So is it right to say any record in result of this query is in
"Intersect" set between "Customers & Employees" "AND" any record that
exist in "Intersect" set between "Customers & Employees" is in result
of this query too?
YES.
... Yes, but it won't be as efficient because you are filtering out duplicates three times instead of once. In your query you're
- Using DISTINCT to pull unique records from employees
- Using DISTINCT to pull unique records from customers
- Combining both queries using UNION ALL
- Using GROUP BY in your outer query to to filter the records you retrieved in steps 1,2 and 3.

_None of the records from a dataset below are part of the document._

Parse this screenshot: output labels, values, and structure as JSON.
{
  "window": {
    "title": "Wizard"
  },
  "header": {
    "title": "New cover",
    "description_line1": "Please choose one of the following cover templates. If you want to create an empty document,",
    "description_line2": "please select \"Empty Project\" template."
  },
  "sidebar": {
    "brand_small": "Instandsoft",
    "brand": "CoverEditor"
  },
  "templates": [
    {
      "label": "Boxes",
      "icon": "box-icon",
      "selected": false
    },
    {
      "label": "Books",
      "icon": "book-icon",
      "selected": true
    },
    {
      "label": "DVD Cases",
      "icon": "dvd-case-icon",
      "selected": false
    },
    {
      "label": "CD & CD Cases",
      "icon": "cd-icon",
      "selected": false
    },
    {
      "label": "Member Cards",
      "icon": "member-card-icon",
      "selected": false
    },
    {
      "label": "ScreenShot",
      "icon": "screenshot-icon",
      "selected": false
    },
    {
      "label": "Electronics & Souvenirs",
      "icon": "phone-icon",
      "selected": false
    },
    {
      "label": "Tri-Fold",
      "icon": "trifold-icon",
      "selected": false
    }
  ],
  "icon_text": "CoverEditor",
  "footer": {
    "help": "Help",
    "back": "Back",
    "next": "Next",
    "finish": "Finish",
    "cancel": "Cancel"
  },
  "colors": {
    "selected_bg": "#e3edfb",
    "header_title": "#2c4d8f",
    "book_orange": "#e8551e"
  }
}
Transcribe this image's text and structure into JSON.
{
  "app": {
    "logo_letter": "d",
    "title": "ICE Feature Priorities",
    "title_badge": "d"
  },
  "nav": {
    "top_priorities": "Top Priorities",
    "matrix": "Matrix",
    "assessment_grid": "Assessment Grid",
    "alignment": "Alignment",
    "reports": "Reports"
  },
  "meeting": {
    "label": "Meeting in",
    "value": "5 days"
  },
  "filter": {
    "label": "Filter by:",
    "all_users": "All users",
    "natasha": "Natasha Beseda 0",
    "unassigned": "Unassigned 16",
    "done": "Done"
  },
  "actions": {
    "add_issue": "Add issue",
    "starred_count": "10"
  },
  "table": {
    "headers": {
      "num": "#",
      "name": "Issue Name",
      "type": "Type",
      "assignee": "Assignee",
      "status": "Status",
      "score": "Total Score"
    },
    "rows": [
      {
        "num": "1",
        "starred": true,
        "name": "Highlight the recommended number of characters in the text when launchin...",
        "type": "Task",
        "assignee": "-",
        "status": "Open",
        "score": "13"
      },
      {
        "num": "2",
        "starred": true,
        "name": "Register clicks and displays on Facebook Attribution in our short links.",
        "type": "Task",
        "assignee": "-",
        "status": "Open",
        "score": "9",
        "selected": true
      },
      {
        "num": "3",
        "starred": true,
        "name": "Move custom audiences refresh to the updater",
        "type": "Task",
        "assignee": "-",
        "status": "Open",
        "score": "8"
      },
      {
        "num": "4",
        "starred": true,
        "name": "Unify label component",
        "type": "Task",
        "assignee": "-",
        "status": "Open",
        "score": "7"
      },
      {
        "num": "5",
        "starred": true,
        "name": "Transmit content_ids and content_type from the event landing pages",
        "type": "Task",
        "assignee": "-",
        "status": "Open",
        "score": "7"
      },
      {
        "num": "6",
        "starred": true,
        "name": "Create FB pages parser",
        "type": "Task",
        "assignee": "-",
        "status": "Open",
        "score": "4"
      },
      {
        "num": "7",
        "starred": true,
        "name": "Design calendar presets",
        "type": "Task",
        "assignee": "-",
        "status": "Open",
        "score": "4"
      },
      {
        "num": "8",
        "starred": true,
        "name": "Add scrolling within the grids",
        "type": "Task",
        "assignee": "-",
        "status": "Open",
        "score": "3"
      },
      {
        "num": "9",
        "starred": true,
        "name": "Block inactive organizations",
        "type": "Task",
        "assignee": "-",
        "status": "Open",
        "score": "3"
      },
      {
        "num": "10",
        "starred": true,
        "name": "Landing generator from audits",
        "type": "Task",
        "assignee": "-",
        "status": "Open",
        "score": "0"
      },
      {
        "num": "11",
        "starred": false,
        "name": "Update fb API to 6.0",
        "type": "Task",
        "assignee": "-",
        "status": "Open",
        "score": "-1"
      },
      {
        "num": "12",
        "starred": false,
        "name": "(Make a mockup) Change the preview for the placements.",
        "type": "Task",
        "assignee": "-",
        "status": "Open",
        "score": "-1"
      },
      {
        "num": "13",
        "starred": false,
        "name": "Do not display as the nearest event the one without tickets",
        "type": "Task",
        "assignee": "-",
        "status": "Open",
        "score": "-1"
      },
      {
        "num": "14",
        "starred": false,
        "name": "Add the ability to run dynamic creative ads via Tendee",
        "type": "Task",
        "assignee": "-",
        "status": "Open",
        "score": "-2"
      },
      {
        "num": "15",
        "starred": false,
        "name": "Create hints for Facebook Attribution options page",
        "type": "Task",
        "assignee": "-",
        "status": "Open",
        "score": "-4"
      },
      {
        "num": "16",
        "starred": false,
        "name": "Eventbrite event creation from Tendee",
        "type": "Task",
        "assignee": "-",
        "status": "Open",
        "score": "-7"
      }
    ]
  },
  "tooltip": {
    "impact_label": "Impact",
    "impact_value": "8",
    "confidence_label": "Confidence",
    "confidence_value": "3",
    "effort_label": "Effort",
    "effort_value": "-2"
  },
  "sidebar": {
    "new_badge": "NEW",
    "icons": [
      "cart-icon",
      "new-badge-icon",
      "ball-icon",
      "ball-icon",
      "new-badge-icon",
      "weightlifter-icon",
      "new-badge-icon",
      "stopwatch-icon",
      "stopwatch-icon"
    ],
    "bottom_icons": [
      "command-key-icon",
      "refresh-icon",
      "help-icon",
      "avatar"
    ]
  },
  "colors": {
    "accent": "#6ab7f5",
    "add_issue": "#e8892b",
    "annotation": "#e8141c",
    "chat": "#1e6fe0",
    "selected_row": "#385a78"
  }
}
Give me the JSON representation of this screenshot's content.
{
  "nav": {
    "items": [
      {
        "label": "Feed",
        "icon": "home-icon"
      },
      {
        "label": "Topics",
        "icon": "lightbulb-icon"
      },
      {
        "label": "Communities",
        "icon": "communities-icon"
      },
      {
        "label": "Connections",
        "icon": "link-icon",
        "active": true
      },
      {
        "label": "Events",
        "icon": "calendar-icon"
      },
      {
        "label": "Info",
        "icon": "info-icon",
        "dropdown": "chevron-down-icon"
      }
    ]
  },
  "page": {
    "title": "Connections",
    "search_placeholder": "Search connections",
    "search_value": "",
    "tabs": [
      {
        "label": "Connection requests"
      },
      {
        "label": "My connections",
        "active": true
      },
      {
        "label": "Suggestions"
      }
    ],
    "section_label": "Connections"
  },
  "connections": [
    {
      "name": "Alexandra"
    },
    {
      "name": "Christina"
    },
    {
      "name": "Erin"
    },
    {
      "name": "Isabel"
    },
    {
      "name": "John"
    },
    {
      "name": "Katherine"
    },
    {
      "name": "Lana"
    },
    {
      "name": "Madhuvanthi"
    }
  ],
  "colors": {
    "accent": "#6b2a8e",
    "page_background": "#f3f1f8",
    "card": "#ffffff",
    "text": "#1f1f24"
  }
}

Using INTERSECT will return identical results but more efficiently. To see for yourself you can create the sample data below and run both queries:
use tempdb
go
if object_id('dbo.customers') is not null drop table dbo.customers;
if object_id('dbo.employees') is not null drop table dbo.employees;
create table dbo.customers
(
customerId int identity,
country varchar(50),
region varchar(50),
city varchar(100)
);
create table dbo.employees
(
employeeId int identity,
country varchar(50),
region varchar(50),
city varchar(100)
);
insert dbo.customers(country, region, city)
values ('us', 'N/E', 'New York'), ('us', 'N/W', 'Seattle'),('us', 'Midwest', 'Chicago');
insert dbo.employees
values ('us', 'S/E', 'Miami'), ('us', 'N/W', 'Portland'),('us', 'Midwest', 'Chicago');
Run these queries:
SELECT D.Country, D.Region, D.City
FROM
(
SELECT DISTINCT Country, Region, City
FROM Customers
UNION ALL
SELECT DISTINCT Country, Region, City
FROM Employees
) AS D
GROUP BY D.Country, D.Region, D.City
HAVING COUNT(*) = 2;
SELECT Country, Region, City
FROM dbo.customers
INTERSECT
SELECT Country, Region, City
FROM dbo.employees;
Results:
Country Region City
----------- ---------- ----------
us Midwest Chicago
Country Region City
----------- ---------- ----------
us Midwest Chicago
If using INTERSECT is not an option OR you want a faster query you could improve the query you posted a couple different ways, such as:
Option 1: let GROUP BY handle ALL the de-duplication like this:
This is the same as what you posted but without the DISTINCTS
SELECT D.Country, D.Region, D.City
FROM
(
SELECT Country, Region, City
FROM Customers
UNION ALL
SELECT Country, Region, City
FROM Employees
) AS D
GROUP BY D.Country, D.Region, D.City
HAVING COUNT(*) = 2;
Option 2: Use ROW_NUMBER
This would be my preference and will likely be most efficient
SELECT Country, Region, City
FROM
(
SELECT
rn = row_number() over (partition by D.Country, D.Region, D.City order by (SELECT null)),
D.Country, D.Region, D.City
FROM
(
SELECT Country, Region, City
FROM Customers
UNION ALL
SELECT Country, Region, City
FROM Employees
) AS D
) uniquify
WHERE rn = 2;